Mean Miser






Mean Miser :


A trader named Shamshad lived in a town. He had a vast business. He was very rich. But he was a very miserly person. Spending was a dirty word for him.

Shamshad was such a miser that he ate dried up Chapatti with a piece of pickle in his meal. He wore simple home made clothes. He never employed any servant. In his house to save money His wife did all the household work. The couple had no issue.

Shamshad went on foot wherever he had to go. All people knew that Shamshad was very wealthy but extremely stingy. So, Shamshad had been nicknamed TIGHT FIST. All the money he earned he would convert into gold coins.

Behind his house, he had a big garden. He went there every morning and evening for a walk. There, at a spot he had buried a big earthen pot in the ground. That pot contained his gold corns. As he converted his earnings into gold coins, he kept putting them in it one after another.

At night, only one earthen lamp was lit in his house. If his wife had to go in another corner to do some work, she had to carry the same lamp for the light.

Shamshad had not told anyone about the gold coin treasure he was raising. Even his wife didn't know that her husband was treasuring up so much gold. She thought that he was living on crumbs because his business was not doing well.
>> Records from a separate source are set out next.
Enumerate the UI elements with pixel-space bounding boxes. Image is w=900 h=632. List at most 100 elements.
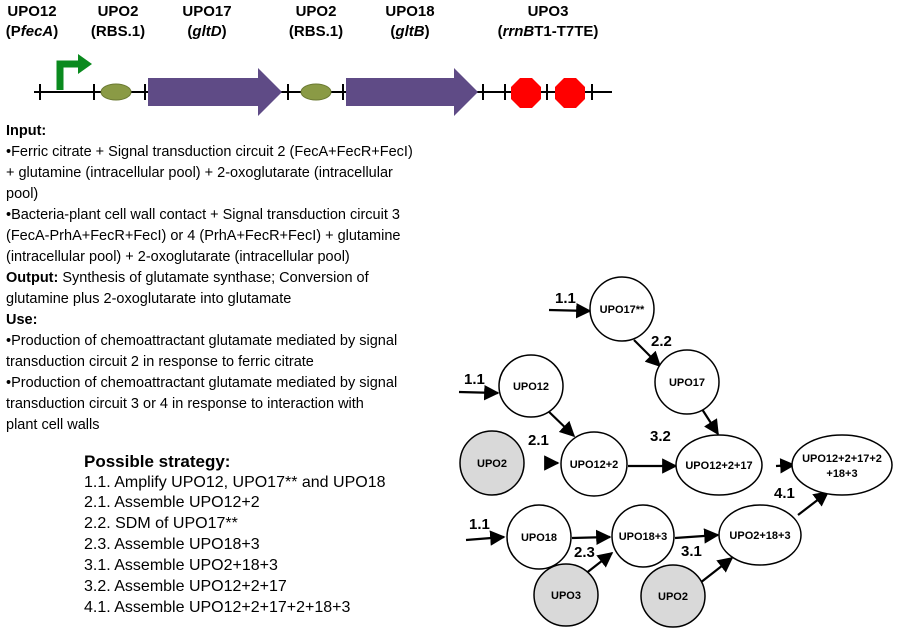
part-sub-upo18: (gltB) xyxy=(390,23,429,40)
part-sub-upo3: (rrnBT1-T7TE) xyxy=(498,23,599,40)
step-label: 4.1 xyxy=(774,485,795,502)
rbs-icon-2 xyxy=(300,83,332,101)
part-boundaries xyxy=(39,84,593,100)
part-label-upo17: UPO17 xyxy=(182,3,231,20)
desc-line: transduction circuit 2 in response to fe… xyxy=(6,354,314,370)
node-shape xyxy=(675,434,763,496)
strategy-title: Possible strategy: xyxy=(84,452,230,471)
node-final: UPO12+2+17+2 +18+3 xyxy=(791,434,893,496)
cds-gltd-icon xyxy=(148,68,282,116)
flow-arrows xyxy=(458,302,830,584)
node-upo2-b: UPO2 xyxy=(640,564,706,628)
part-labels: UPO12 (PfecA) UPO2 (RBS.1) UPO17 (gltD) … xyxy=(6,3,599,40)
step-label: 1.1 xyxy=(469,516,490,533)
node-shape xyxy=(791,434,893,496)
node-label: UPO2+18+3 xyxy=(729,530,790,542)
arrow-upo12-to-upo12-2 xyxy=(544,407,576,438)
desc-line: + glutamine (intracellular pool) + 2-oxo… xyxy=(6,165,393,181)
cds-gltb-icon xyxy=(346,68,478,116)
desc-line: Input: xyxy=(6,123,46,139)
terminator-icon-2 xyxy=(555,78,585,108)
desc-line: •Ferric citrate + Signal transduction ci… xyxy=(6,144,413,160)
strategy-step: 2.2. SDM of UPO17** xyxy=(84,515,238,532)
arrow-into-upo18 xyxy=(465,530,506,546)
node-label: +18+3 xyxy=(826,468,857,480)
part-label-upo12: UPO12 xyxy=(7,3,56,20)
node-upo2-a: UPO2 xyxy=(459,430,525,496)
node-upo17: UPO17 xyxy=(654,349,720,415)
node-shape xyxy=(654,349,720,415)
part-sub-upo17: (gltD) xyxy=(187,23,226,40)
node-shape xyxy=(718,504,802,566)
rbs-icon-1 xyxy=(100,83,132,101)
arrow-upo18-3-to-upo2-18-3 xyxy=(674,528,720,544)
step-label: 3.2 xyxy=(650,428,671,445)
node-shape xyxy=(560,431,628,497)
node-label: UPO12+2 xyxy=(570,459,619,471)
strategy-step: 2.1. Assemble UPO12+2 xyxy=(84,494,260,511)
node-shape xyxy=(589,276,655,342)
desc-line: pool) xyxy=(6,186,38,202)
node-label: UPO18+3 xyxy=(619,531,668,543)
terminator-icon-1 xyxy=(511,78,541,108)
node-label: UPO12+2+17+2 xyxy=(802,453,882,465)
arrow-upo2-18-3-to-final xyxy=(797,491,830,516)
genetic-construct xyxy=(34,54,612,116)
node-label: UPO2 xyxy=(658,591,688,603)
node-label: UPO3 xyxy=(551,590,581,602)
step-label: 1.1 xyxy=(555,290,576,307)
node-label: UPO17** xyxy=(600,304,645,316)
node-upo12: UPO12 xyxy=(498,354,564,418)
step-label: 2.1 xyxy=(528,432,549,449)
node-shape xyxy=(640,564,706,628)
node-shape xyxy=(611,504,675,568)
assembly-flow: UPO17** UPO17 UPO12 UPO2 UPO12+2 UPO12+2… xyxy=(458,276,893,628)
part-label-upo3: UPO3 xyxy=(528,3,569,20)
arrow-into-upo12 xyxy=(458,384,500,401)
node-upo3: UPO3 xyxy=(533,563,599,627)
node-label: UPO17 xyxy=(669,377,705,389)
description-text: Input: •Ferric citrate + Signal transduc… xyxy=(6,123,413,433)
strategy-step: 4.1. Assemble UPO12+2+17+2+18+3 xyxy=(84,599,351,616)
node-shape xyxy=(506,504,572,570)
part-sub-upo12: (PfecA) xyxy=(6,23,59,40)
arrow-upo18-to-upo18-3 xyxy=(571,529,612,546)
strategy-list: Possible strategy: 1.1. Amplify UPO12, U… xyxy=(84,452,386,616)
strategy-step: 1.1. Amplify UPO12, UPO17** and UPO18 xyxy=(84,474,386,491)
node-upo12-2-17: UPO12+2+17 xyxy=(675,434,763,496)
node-upo17ss: UPO17** xyxy=(589,276,655,342)
arrow-upo12-2-17-to-final xyxy=(775,458,796,474)
part-label-upo18: UPO18 xyxy=(385,3,434,20)
part-sub-upo2-a: (RBS.1) xyxy=(91,23,145,40)
node-upo18-3: UPO18+3 xyxy=(611,504,675,568)
strategy-step: 2.3. Assemble UPO18+3 xyxy=(84,536,260,553)
desc-line: •Bacteria-plant cell wall contact + Sign… xyxy=(6,207,400,223)
desc-line: transduction circuit 3 or 4 in response … xyxy=(6,396,364,412)
part-label-upo2-b: UPO2 xyxy=(296,3,337,20)
arrow-into-upo17ss xyxy=(548,302,592,319)
promoter-arrowhead-icon xyxy=(78,54,92,74)
desc-line: (FecA-PrhA+FecR+FecI) or 4 (PrhA+FecR+Fe… xyxy=(6,228,400,244)
node-label: UPO2 xyxy=(477,458,507,470)
node-label: UPO12+2+17 xyxy=(685,460,752,472)
step-label: 2.3 xyxy=(574,544,595,561)
node-shape xyxy=(459,430,525,496)
node-upo2-18-3: UPO2+18+3 xyxy=(718,504,802,566)
desc-line: Output: Synthesis of glutamate synthase;… xyxy=(6,270,370,286)
part-label-upo2-a: UPO2 xyxy=(98,3,139,20)
step-label: 3.1 xyxy=(681,543,702,560)
promoter-arrow-icon xyxy=(56,60,80,90)
node-upo12-2: UPO12+2 xyxy=(560,431,628,497)
desc-line: Use: xyxy=(6,312,37,328)
arrow-upo2-to-upo2-18-3 xyxy=(699,557,734,584)
desc-line: •Production of chemoattractant glutamate… xyxy=(6,375,397,391)
part-sub-upo2-b: (RBS.1) xyxy=(289,23,343,40)
step-label: 1.1 xyxy=(464,371,485,388)
step-label: 2.2 xyxy=(651,333,672,350)
node-label: UPO12 xyxy=(513,381,549,393)
node-shape xyxy=(533,563,599,627)
arrow-upo17-to-upo12-2-17 xyxy=(699,405,719,436)
desc-line: plant cell walls xyxy=(6,417,100,433)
His wife Shehnaz was a simple orthodox woman. She talked to no one else except Shamshad. She never went out of the house. She had no knowledge that her husband was notorious as TIGHT FIST. Shehnaz yearned for fine clothes and jewellery. But she never made any demand on her husband under the impression that he was poor.

If ever there was vegetable or roti left over he would not let it be thrown away. He ate the same as the next meal. He even avoided using shoes or slippers to save them from wearing out.

Every six months, he would get his head shaved off to save on periodic hair cut expenses. He wore dresses inside out after the normal wear to save on washing.

All the time, Shamshad thought of new ways of saving expenses. He did go to the garden everyday. His wife thought it was for health reasons. But the fact was that he went to enjoy the fruits of his miserliness. He would gleefully watch his treasure and sometimes he would even count the gold coins.

It had been happening for quite a long time. One day a thief happened to peep in over the wall of the garden and saw Shamshad putting gold coin in his treasure pot. The thief waited for the night to fall. In the darkness of the night the thief made off with the potful of the gold coins.

In the morning, Shamshad went into his garden as usual. His blood curdled when he reached his treasure spot. There was a big hole where his pot used to be.

He felt giddy. Should he tell his wife or inform police? His mind was not working. He staggered a few steps and collapsed. When he didn't reach home for quite sometime his wife came to the garden looking for him.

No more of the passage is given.